Building a cushion into the morning rush is crucial. "About a week before you return, try out your new schedule," advises Abby Geltemeyer, M.D., assistant professor of pediatrics at The University of Texas Health Science Center at Houston and a mother of four. "See whether you have enough time to get the diaper bag packed, the bottles ready, and your baby changed, dressed, and dropped off." If not, this is your chance to make adjustments.
If you plan to continue nursing, you should begin freezing milk several weeks before your return to build up a healthy supply for daytime feedings. You'll also want to get your baby used to drinking from a bottle: Most experts advise introducing it when he's 2 to 4 weeks old. Make sure you use low-flow nipples, which are designed to function much like yours, so they'll feel more familiar to your child.
Find out ahead of time if and where you can pump on the job. It might even be worth investing in a second machine that you leave at work. "I kept one pump at home and rented a hospital-grade model for the office," says Dr. Beers. She also invested in a special bag to steam-sterilize the attachments in the microwave at the end of the day.
Even if you choose not to pump at work, there's no need to wean your baby. You can breastfeed in the mornings and evenings, and your milk supply will gradually adjust so that you don't become engorged during the day.
More Transition Advice
Soften the Separation
Although a 3-month-old is too young to experience classic separation anxiety, many mothers notice that their infant tends to become fussier when her environment changes. To help your baby adjust more quickly to her new child-care arrangement, spend short periods away from her before you go back. "This helps her learn that it's perfectly normal for other people to take care of her too," says Dr. Beers.

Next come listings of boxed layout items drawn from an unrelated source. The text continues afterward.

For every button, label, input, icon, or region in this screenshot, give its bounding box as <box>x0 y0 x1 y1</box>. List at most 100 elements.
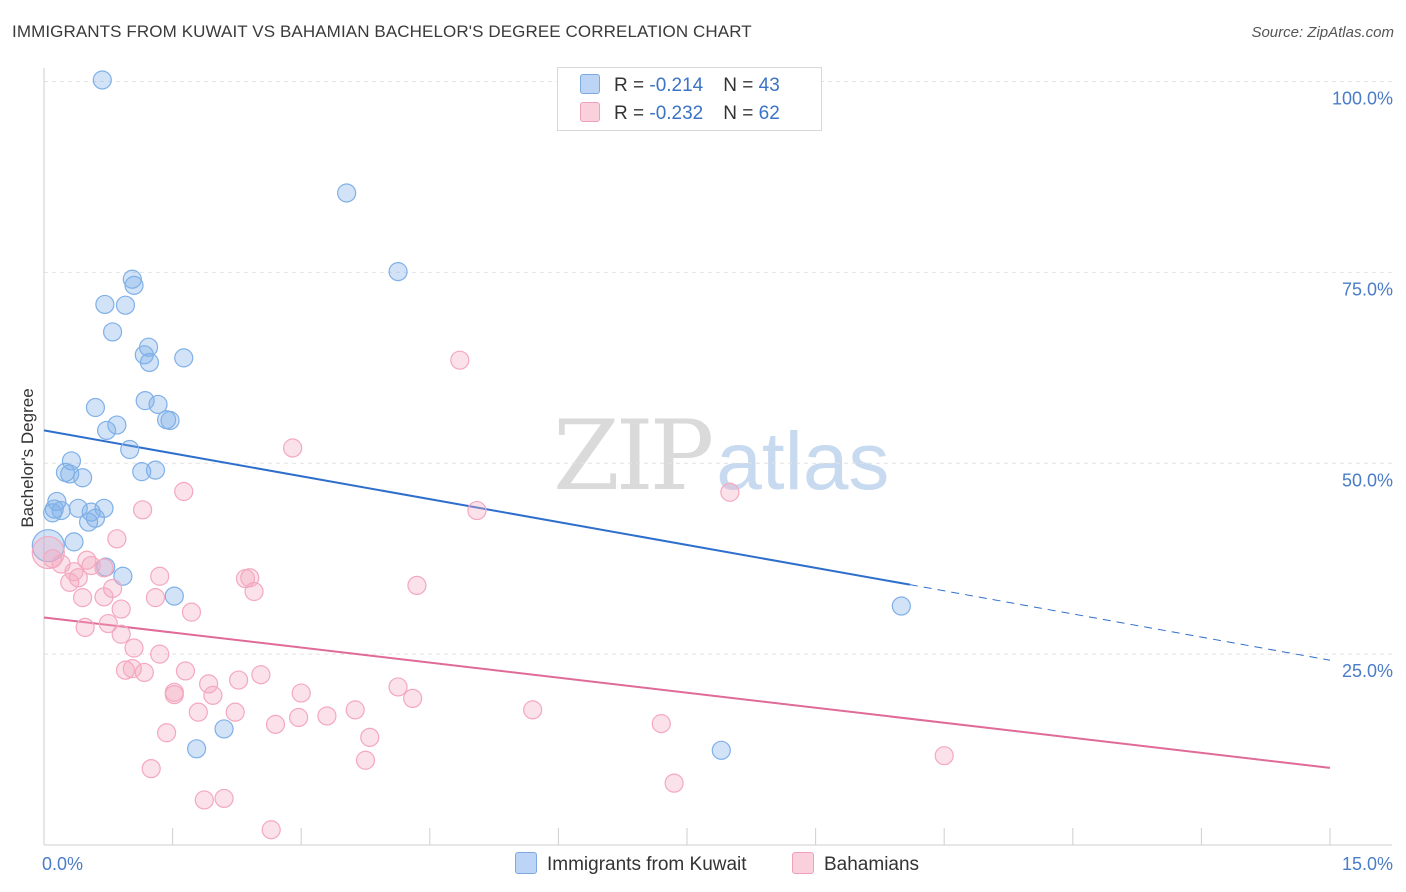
kuwait-point <box>164 586 184 606</box>
y-tick-label: 75.0% <box>1342 279 1393 299</box>
legend-r-value: -0.232 <box>649 103 704 124</box>
legend-r-label: R = <box>614 75 650 96</box>
bahamians-point <box>199 674 219 694</box>
bahamians-point <box>251 665 271 685</box>
bahamians-point <box>229 670 249 690</box>
x-tick-label: 0.0% <box>42 854 83 874</box>
bahamians-point <box>132 500 153 520</box>
bahamians-point <box>145 588 166 608</box>
bahamians-point <box>115 660 136 680</box>
legend-n-label: N = <box>723 75 759 96</box>
y-tick-label: 50.0% <box>1342 470 1393 490</box>
bahamians-point <box>265 714 286 734</box>
bahamians-point <box>156 723 177 743</box>
kuwait-point <box>115 295 136 315</box>
kuwait-point <box>187 739 207 759</box>
kuwait-point <box>85 397 106 418</box>
bahamians-point <box>181 602 202 622</box>
kuwait-point <box>107 415 127 435</box>
series-bahamians-points <box>31 350 954 840</box>
watermark: ZIPatlas <box>553 400 889 512</box>
kuwait-point <box>47 491 67 512</box>
grid-lines <box>44 81 1392 655</box>
legend-row-bahamians: R = -0.232 N = 62 <box>580 102 780 126</box>
kuwait-point <box>174 348 194 368</box>
bahamians-point <box>124 638 144 658</box>
bahamians-point <box>360 727 380 747</box>
bahamians-point <box>31 535 65 570</box>
kuwait-point <box>113 566 133 586</box>
legend-n-label: N = <box>723 103 759 124</box>
kuwait-point <box>72 468 93 488</box>
bahamians-point <box>407 575 427 596</box>
bottom-legend-bahamians: Bahamians <box>792 852 919 876</box>
bahamians-point <box>75 617 95 638</box>
bottom-swatch-kuwait <box>515 852 537 874</box>
bahamians-point <box>203 685 223 705</box>
legend-swatch-bahamians <box>580 102 600 122</box>
bahamians-point <box>72 588 93 608</box>
bottom-legend-kuwait: Immigrants from Kuwait <box>515 852 747 876</box>
kuwait-point <box>711 740 731 760</box>
bahamians-point <box>60 572 80 592</box>
trend-lines <box>43 429 1331 769</box>
bahamians-point <box>261 820 281 840</box>
kuwait-point <box>139 352 160 373</box>
bahamians-point <box>317 706 337 726</box>
kuwait-point <box>388 262 408 282</box>
bahamians-point <box>111 624 131 644</box>
bahamians-point <box>175 661 196 681</box>
bahamians-point <box>283 438 303 458</box>
bahamians-point <box>291 683 311 703</box>
bahamians-point <box>111 599 131 619</box>
bahamians-point <box>150 644 170 664</box>
bahamians-point <box>664 773 684 793</box>
bahamians-trend-line <box>43 616 1331 769</box>
kuwait-trend-extension <box>909 584 1331 661</box>
kuwait-point <box>214 719 234 739</box>
bahamians-point <box>289 707 309 728</box>
kuwait-point <box>68 498 88 518</box>
bahamians-point <box>94 558 114 578</box>
axes <box>43 68 1392 846</box>
y-tick-label: 100.0% <box>1332 89 1393 109</box>
bahamians-point <box>467 500 487 521</box>
bottom-swatch-bahamians <box>792 852 814 874</box>
bahamians-point <box>164 684 184 705</box>
kuwait-point <box>160 410 180 431</box>
kuwait-point <box>42 503 63 523</box>
legend-r-label: R = <box>614 103 650 124</box>
legend-row-kuwait: R = -0.214 N = 43 <box>580 74 780 98</box>
y-tick-label: 25.0% <box>1342 661 1393 681</box>
bahamians-point <box>720 482 740 502</box>
kuwait-point <box>124 275 144 295</box>
kuwait-point <box>337 183 357 203</box>
kuwait-point <box>132 462 152 482</box>
source-label: Source: ZipAtlas.com <box>1251 24 1394 41</box>
bahamians-point <box>68 568 88 588</box>
bahamians-point <box>94 587 114 607</box>
tick-labels: 25.0% 50.0% 75.0% 100.0% 0.0% 15.0% <box>42 89 1393 875</box>
legend-n-value: 62 <box>758 103 780 124</box>
data-points <box>31 70 954 840</box>
kuwait-point <box>891 596 911 616</box>
kuwait-point <box>135 391 155 411</box>
bahamians-point <box>134 662 154 683</box>
bottom-legend-label-kuwait: Immigrants from Kuwait <box>547 854 747 875</box>
kuwait-point <box>145 460 166 480</box>
bahamians-point <box>214 788 234 809</box>
bahamians-point <box>107 529 127 549</box>
bahamians-point <box>141 759 161 779</box>
kuwait-point <box>95 294 115 315</box>
watermark-zip: ZIP <box>553 400 714 512</box>
stats-legend: R = -0.214 N = 43 R = -0.232 N = 62 <box>557 67 822 131</box>
bahamians-point <box>244 581 264 602</box>
bahamians-point <box>122 659 142 679</box>
kuwait-point <box>92 70 112 90</box>
bahamians-point <box>188 702 208 722</box>
bahamians-point <box>934 746 954 766</box>
kuwait-point <box>60 464 80 484</box>
legend-r-value: -0.214 <box>649 75 704 96</box>
bahamians-point <box>450 350 470 370</box>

Start your baby in child care (or have your mom or a sitter begin on-the-job training) several days to a week before you return. This will help your child get familiar with the routine and reduce your worries about her first day without you. Pack an item of your clothing, which carries your comforting smell. Rachel Plotnick, M.D., a pediatrician at Greater Baltimore Medical Center and a mother of two, adds that it's often easier for new moms to restart work midweek; that way you'll only have a few days to wait until the weekend.
No matter how foolproof your work and child-care arrangement may seem, there will almost certainly be times when things don't go smoothly. Babies and sitters get sick. Day-care centers may close for a maintenance day. Your boss might need you to stay after hours to complete a project. So you'll want to have a backup plan (or two) in place. Line up alternative caregivers -- your partner? a neighbor? your MIL? -- and ask about your child-care provider's sick-kid policy. And look for emergency child-care resources in your area.
It may sound like a lot of legwork, but the rewards for thorough preparation will pay off: Your baby will be well cared for, you'll be more content (and productive) at your job, and, best of all, you and your child can enjoy a happy reunion at the end of every day.